Canal Fulton police utilize drone for officer safety
Jun 1, 2019 at 6:02 AM
Police will use a recently purchased drone during foot pursuits, hostage scenarios and traffic crashes, among other incidents.
CANAL FULTON Officers using flashlights during a search in a wooded area make themselves visible targets for someone hiding in the dark with a gun.
The officers can't see a suspect hiding in thick brush with a weapon, putting them at a disadvantage.
With the use of a drone, the department could have pinpointed the perpetrator's location before entering the woods.
"That's risking your life when we could have put a drone up in the area to search for (someone) that way," Canal Fulton Police Chief Douglas Swartz said. "There's lots of applications for use."
The Police Department purchased a DJI Mavic dual drone in April to be used in traffic crashes, foot pursuits, active shooter scenarios, and other investigations. Before the drone can be put into service, Swartz will need to obtain his piloting license.
The drone is equipped with numerous features including infrared imaging, a one-way radio communication system, LED lights and video recording. It was purchased used for $3,500 with the help of Buckeye Drone, owned by Cliff Franks.
"This drone can be utilized and deployed into fields where officer safety could be compromised," Swartz said. "It's kind of different than your average drone. This has … some custom features that we can utilize for law enforcement."
Drone use in Stark County
After an 8-hour course, hours of study time and a certification exam, Capt. Jim Davis of the North Canton Fire Department received his drone piloting license in March. He is one of two firefighters in the department with a license.
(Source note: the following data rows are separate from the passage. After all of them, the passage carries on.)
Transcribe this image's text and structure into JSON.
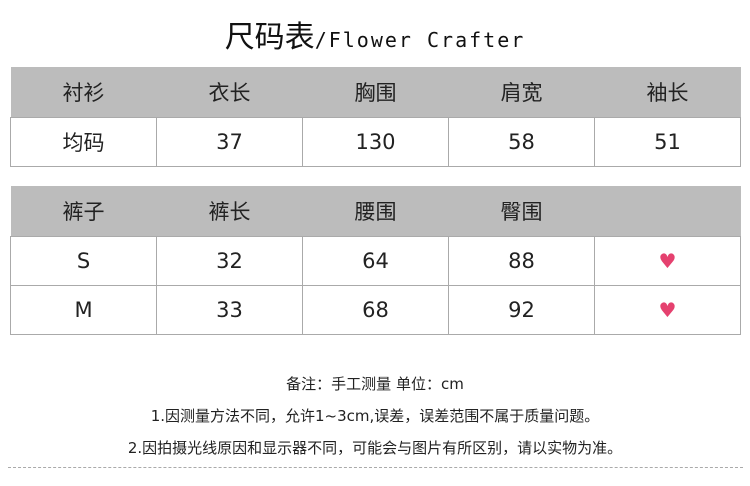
{
  "title": {
    "cn": "尺码表",
    "en": "/Flower Crafter"
  },
  "shirt": {
    "headers": [
      "衬衫",
      "衣长",
      "胸围",
      "肩宽",
      "袖长"
    ],
    "rows": [
      [
        "均码",
        "37",
        "130",
        "58",
        "51"
      ]
    ]
  },
  "pants": {
    "headers": [
      "裤子",
      "裤长",
      "腰围",
      "臀围",
      ""
    ],
    "rows": [
      [
        "S",
        "32",
        "64",
        "88"
      ],
      [
        "M",
        "33",
        "68",
        "92"
      ]
    ],
    "heart_icon": "heart-icon",
    "heart_color": "#e5416f"
  },
  "notes": {
    "line0": "备注：手工测量 单位：cm",
    "line1": "1.因测量方法不同，允许1~3cm,误差，误差范围不属于质量问题。",
    "line2": "2.因拍摄光线原因和显示器不同，可能会与图片有所区别，请以实物为准。"
  }
}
A third is working on certification.
To use the drone for a commercial purpose — meaning it is used in a work setting — a person must obtain a Part 107 drone license from the Federal Aviation Administration.
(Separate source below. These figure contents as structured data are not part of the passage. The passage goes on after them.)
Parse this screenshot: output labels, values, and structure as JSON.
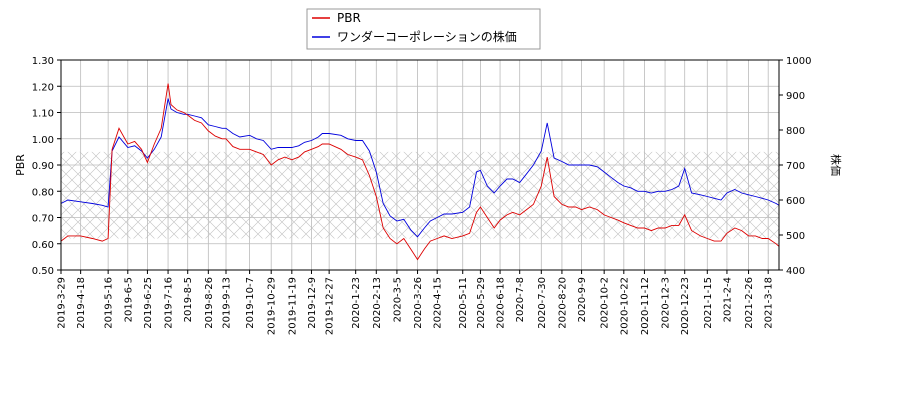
{
  "chart_data": {
    "type": "line",
    "title": "",
    "xlabel": "",
    "ylabel_left": "PBR",
    "ylabel_right": "株価",
    "ylim_left": [
      0.5,
      1.3
    ],
    "yticks_left": [
      "0.50",
      "0.60",
      "0.70",
      "0.80",
      "0.90",
      "1.00",
      "1.10",
      "1.20",
      "1.30"
    ],
    "ylim_right": [
      400,
      1000
    ],
    "yticks_right": [
      "400",
      "500",
      "600",
      "700",
      "800",
      "900",
      "1000"
    ],
    "xlim": [
      "2019-03-29",
      "2021-03-29"
    ],
    "xticks": [
      "2019-3-29",
      "2019-4-18",
      "2019-5-16",
      "2019-6-5",
      "2019-6-25",
      "2019-7-16",
      "2019-8-5",
      "2019-8-26",
      "2019-9-13",
      "2019-10-7",
      "2019-10-29",
      "2019-11-19",
      "2019-12-9",
      "2019-12-27",
      "2020-1-23",
      "2020-2-13",
      "2020-3-5",
      "2020-3-26",
      "2020-4-15",
      "2020-5-11",
      "2020-5-29",
      "2020-6-18",
      "2020-7-8",
      "2020-7-30",
      "2020-8-20",
      "2020-9-9",
      "2020-10-2",
      "2020-10-22",
      "2020-11-12",
      "2020-12-3",
      "2020-12-23",
      "2021-1-15",
      "2021-2-4",
      "2021-2-26",
      "2021-3-18"
    ],
    "grid": true,
    "legend_position": "top-center",
    "hatched_band_left": [
      0.62,
      0.95
    ],
    "series": [
      {
        "name": "PBR",
        "color": "#dd0000",
        "axis": "left",
        "x": [
          "2019-03-29",
          "2019-04-05",
          "2019-04-18",
          "2019-04-30",
          "2019-05-10",
          "2019-05-16",
          "2019-05-20",
          "2019-05-27",
          "2019-06-05",
          "2019-06-12",
          "2019-06-19",
          "2019-06-25",
          "2019-07-02",
          "2019-07-09",
          "2019-07-16",
          "2019-07-19",
          "2019-07-25",
          "2019-08-01",
          "2019-08-05",
          "2019-08-12",
          "2019-08-19",
          "2019-08-26",
          "2019-09-02",
          "2019-09-09",
          "2019-09-13",
          "2019-09-20",
          "2019-09-27",
          "2019-10-07",
          "2019-10-14",
          "2019-10-21",
          "2019-10-29",
          "2019-11-05",
          "2019-11-12",
          "2019-11-19",
          "2019-11-26",
          "2019-12-02",
          "2019-12-09",
          "2019-12-16",
          "2019-12-20",
          "2019-12-27",
          "2020-01-08",
          "2020-01-15",
          "2020-01-23",
          "2020-01-30",
          "2020-02-06",
          "2020-02-13",
          "2020-02-20",
          "2020-02-27",
          "2020-03-05",
          "2020-03-12",
          "2020-03-19",
          "2020-03-26",
          "2020-04-02",
          "2020-04-08",
          "2020-04-15",
          "2020-04-22",
          "2020-04-30",
          "2020-05-11",
          "2020-05-18",
          "2020-05-25",
          "2020-05-29",
          "2020-06-05",
          "2020-06-12",
          "2020-06-18",
          "2020-06-25",
          "2020-07-01",
          "2020-07-08",
          "2020-07-15",
          "2020-07-22",
          "2020-07-30",
          "2020-08-05",
          "2020-08-12",
          "2020-08-20",
          "2020-08-27",
          "2020-09-03",
          "2020-09-09",
          "2020-09-17",
          "2020-09-25",
          "2020-10-02",
          "2020-10-09",
          "2020-10-16",
          "2020-10-22",
          "2020-10-29",
          "2020-11-05",
          "2020-11-12",
          "2020-11-19",
          "2020-11-26",
          "2020-12-03",
          "2020-12-10",
          "2020-12-17",
          "2020-12-23",
          "2020-12-30",
          "2021-01-08",
          "2021-01-15",
          "2021-01-22",
          "2021-01-29",
          "2021-02-04",
          "2021-02-12",
          "2021-02-19",
          "2021-02-26",
          "2021-03-05",
          "2021-03-12",
          "2021-03-18",
          "2021-03-26",
          "2021-03-29"
        ],
        "values": [
          0.61,
          0.63,
          0.63,
          0.62,
          0.61,
          0.62,
          0.96,
          1.04,
          0.98,
          0.99,
          0.96,
          0.91,
          0.98,
          1.04,
          1.21,
          1.13,
          1.11,
          1.1,
          1.09,
          1.07,
          1.06,
          1.03,
          1.01,
          1.0,
          1.0,
          0.97,
          0.96,
          0.96,
          0.95,
          0.94,
          0.9,
          0.92,
          0.93,
          0.92,
          0.93,
          0.95,
          0.96,
          0.97,
          0.98,
          0.98,
          0.96,
          0.94,
          0.93,
          0.92,
          0.86,
          0.78,
          0.66,
          0.62,
          0.6,
          0.62,
          0.58,
          0.54,
          0.58,
          0.61,
          0.62,
          0.63,
          0.62,
          0.63,
          0.64,
          0.72,
          0.74,
          0.7,
          0.66,
          0.69,
          0.71,
          0.72,
          0.71,
          0.73,
          0.75,
          0.82,
          0.93,
          0.78,
          0.75,
          0.74,
          0.74,
          0.73,
          0.74,
          0.73,
          0.71,
          0.7,
          0.69,
          0.68,
          0.67,
          0.66,
          0.66,
          0.65,
          0.66,
          0.66,
          0.67,
          0.67,
          0.71,
          0.65,
          0.63,
          0.62,
          0.61,
          0.61,
          0.64,
          0.66,
          0.65,
          0.63,
          0.63,
          0.62,
          0.62,
          0.6,
          0.59
        ]
      },
      {
        "name": "ワンダーコーポレーションの株価",
        "color": "#0000dd",
        "axis": "right",
        "x": [
          "2019-03-29",
          "2019-04-05",
          "2019-04-18",
          "2019-04-30",
          "2019-05-10",
          "2019-05-16",
          "2019-05-20",
          "2019-05-27",
          "2019-06-05",
          "2019-06-12",
          "2019-06-19",
          "2019-06-25",
          "2019-07-02",
          "2019-07-09",
          "2019-07-16",
          "2019-07-19",
          "2019-07-25",
          "2019-08-01",
          "2019-08-05",
          "2019-08-12",
          "2019-08-19",
          "2019-08-26",
          "2019-09-02",
          "2019-09-09",
          "2019-09-13",
          "2019-09-20",
          "2019-09-27",
          "2019-10-07",
          "2019-10-14",
          "2019-10-21",
          "2019-10-29",
          "2019-11-05",
          "2019-11-12",
          "2019-11-19",
          "2019-11-26",
          "2019-12-02",
          "2019-12-09",
          "2019-12-16",
          "2019-12-20",
          "2019-12-27",
          "2020-01-08",
          "2020-01-15",
          "2020-01-23",
          "2020-01-30",
          "2020-02-06",
          "2020-02-13",
          "2020-02-20",
          "2020-02-27",
          "2020-03-05",
          "2020-03-12",
          "2020-03-19",
          "2020-03-26",
          "2020-04-02",
          "2020-04-08",
          "2020-04-15",
          "2020-04-22",
          "2020-04-30",
          "2020-05-11",
          "2020-05-18",
          "2020-05-25",
          "2020-05-29",
          "2020-06-05",
          "2020-06-12",
          "2020-06-18",
          "2020-06-25",
          "2020-07-01",
          "2020-07-08",
          "2020-07-15",
          "2020-07-22",
          "2020-07-30",
          "2020-08-05",
          "2020-08-12",
          "2020-08-20",
          "2020-08-27",
          "2020-09-03",
          "2020-09-09",
          "2020-09-17",
          "2020-09-25",
          "2020-10-02",
          "2020-10-09",
          "2020-10-16",
          "2020-10-22",
          "2020-10-29",
          "2020-11-05",
          "2020-11-12",
          "2020-11-19",
          "2020-11-26",
          "2020-12-03",
          "2020-12-10",
          "2020-12-17",
          "2020-12-23",
          "2020-12-30",
          "2021-01-08",
          "2021-01-15",
          "2021-01-22",
          "2021-01-29",
          "2021-02-04",
          "2021-02-12",
          "2021-02-19",
          "2021-02-26",
          "2021-03-05",
          "2021-03-12",
          "2021-03-18",
          "2021-03-26",
          "2021-03-29"
        ],
        "values": [
          590,
          600,
          595,
          590,
          585,
          580,
          740,
          780,
          750,
          755,
          740,
          720,
          745,
          780,
          890,
          860,
          850,
          845,
          845,
          840,
          835,
          815,
          810,
          805,
          805,
          790,
          780,
          785,
          775,
          770,
          745,
          750,
          750,
          750,
          755,
          765,
          770,
          780,
          790,
          790,
          785,
          775,
          770,
          770,
          740,
          680,
          590,
          555,
          540,
          545,
          515,
          495,
          520,
          540,
          550,
          560,
          560,
          565,
          580,
          680,
          685,
          640,
          620,
          640,
          660,
          660,
          650,
          675,
          700,
          740,
          820,
          720,
          710,
          700,
          700,
          700,
          700,
          695,
          680,
          665,
          650,
          640,
          635,
          625,
          625,
          620,
          625,
          625,
          630,
          640,
          690,
          620,
          615,
          610,
          605,
          600,
          620,
          630,
          620,
          615,
          610,
          605,
          600,
          590,
          585
        ]
      }
    ]
  }
}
Davis took the exam at the Aeronautics and Technology Building at Kent State University's main campus Feb. 1. On average, it takes roughly six weeks to receive the pilot license in the mail, Davis said.
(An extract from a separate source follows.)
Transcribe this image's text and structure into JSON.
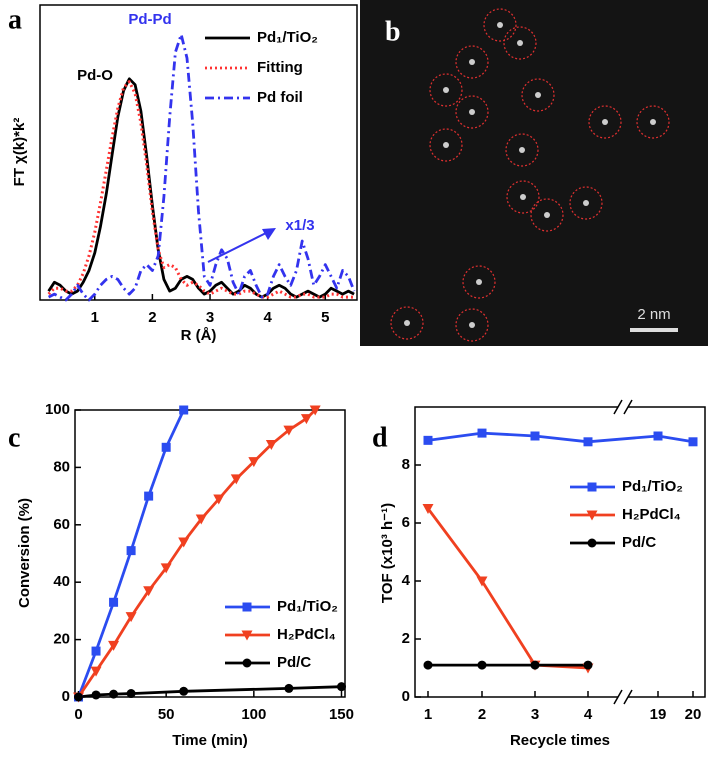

North Canton Fire Department got its first drone at least six years ago, Fire Chief John Bacon said.
The first drone was donated, he said. It was grounded for a year once the FAA began regulating drone use.
Now, with two firefighters licensed, the department has two drones after Bacon "saw potential" in the small, unmanned aircrafts, he said.
The Fire Department has the same model drone as the Canal Fulton Police Department and a second drone that can be used to track a person during a foot pursuit, Davis said. The second drone can be locked on a target and can follow that target, allowing law enforcement or first responders to track movement, he explained.
The drone was used during the investigation of an early morning April 23 fire to take aerial footage of the damage, Davis said. A fire spread from a backyard firepit to a Sheraton Drive NW home.
The drone has not been used in an active fire, Davis said.
Pre-planning is another area where the drone has been useful, Bacon said.
Aerial shots of large North Canton buildings such as Walsh University, the Hoover complex and Giant Eagle can show firefighters locations of heating units or where there is roof access. This can be embedded into a pre-plan if one of those buildings were to catch fire.
Canal Fulton city officials backed the department's decision to purchase the done.
Mayor Joe Schultz said the drone can help keep officers safe and allow them "to analyze a situation from a distance."
When someone's location cannot be pinned down — whether they're on the Towpath Trail, along the Tuscarawas River or in a wooded area — the drone can be deployed to save resources and manpower, Schultz said.
"I was excited about the drone," Schultz said. "Sometimes there's no way to analyze what (police) are up against. The drone would be so valuable in those situations."
Schultz works closely with Swartz and the Police Department to stay up-to-date on crime in the city, Schultz said. When an event happens, officials look at ways the situation could have been improved or tools and resources that would have helped.
Schultz recalled the deaths by suicide of two Northwest High School students last year. In February 2018, officers were called to check on two girls in a wooded area near Portage Road. The infrared imaging on the drone could have been used to locate the girls in the dark.
"We try to followup and have a conversation afterward to figure out what we can do moving forward to help better the situation … if it happened again," he said. "The drone, we think, would be really helpful in moving forward."
According to the Police Department's new policy, the drone "may be utilized to enhance the department's mission of protecting lives and property when other means and resources are not available or are less effective."
The drone cannot be used for random surveillance activities, to target a person or for personal business, according to the police.
Swartz expects to have his piloting license by the end of summer.
"We're happy to get it going," Swartz said. "It's all about officer safety, helping us keep us safe — just another tool in the toolbox that we can use."